Most alignment techniques are proprietary. An exception is the alignment system used by Phillips/ASM [Performance of a wafer stepper with automatic intra-die registration correction, M. A. van den Brink, S.Wittekoek, H. F. D. Linders, F. J. van Hout, and R. A. George, SPIE 772, Optical Microlithography VI (1987)]. In this technique, which forms the basis of the alignment technique implemented in Phillips/ASM steppers, an incident laser beam (HeNe laser at 633 nm) is diffracted from a phase grating on the wafer (16-.mu.m period 400.times.80-.mu.m.sup.2 overall size) and imaged onto a second grating on the reticle. The intensity of the odd diffraction orders transmitted through the reticle, isolated by a spatial filter, is detected as the alignment signal.
Many other steppers rely on a small number of alignment marks, often in a nested L pattern that are imaged from the reticle to the wafer. It is important to emphasize that alignment will likely remain an electromagnetic process using optical or uv photons--and hence limited by diffraction effects.

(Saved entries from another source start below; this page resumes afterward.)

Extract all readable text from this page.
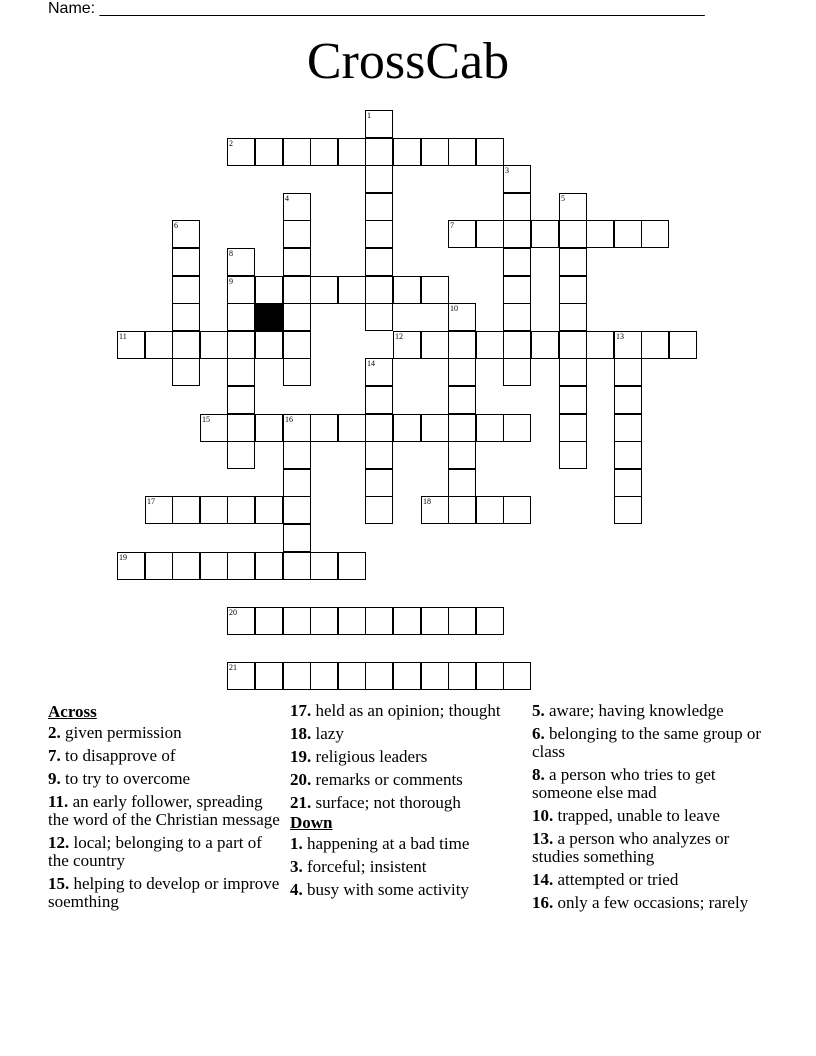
Name: ____________________________________________________________________
CrossCab
1
2
3
4	5
6	7
8
9
10
11	12	13
14
15	16
17	18
19
20
21
Across
2. given permission
7. to disapprove of
9. to try to overcome
11. an early follower, spreading the word of the Christian message
12. local; belonging to a part of the country
15. helping to develop or improve soemthing
17. held as an opinion; thought
18. lazy
19. religious leaders
20. remarks or comments
21. surface; not thorough
Down
1. happening at a bad time
3. forceful; insistent
4. busy with some activity
5. aware; having knowledge
6. belonging to the same group or class
8. a person who tries to get someone else mad
10. trapped, unable to leave
13. a person who analyzes or studies something
14. attempted or tried
16. only a few occasions; rarely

Overlay measurement is often accomplished using a box-within-a-box technique. In this technique, a rectangular box on the reticle is exposed on a similar, but larger (or smaller) box on the wafer. Overlay is then measured by comparing the dimensions between the boxes on opposite sides, i.e., by measuring how well centerec the smaller box is inside the larger one. Provided both structures are uniform, this eliminates questions of edge definition as long as a consistent threshold is maintained. This technique depends on optical microscopy and is thus ultimately limited by the inevitable diffraction effects that become more severe as dimensions much less than a wavelength become important. See, for example, W. S. Ruska, Microelectronic Processing, McGraw-Hill, NY, 1987.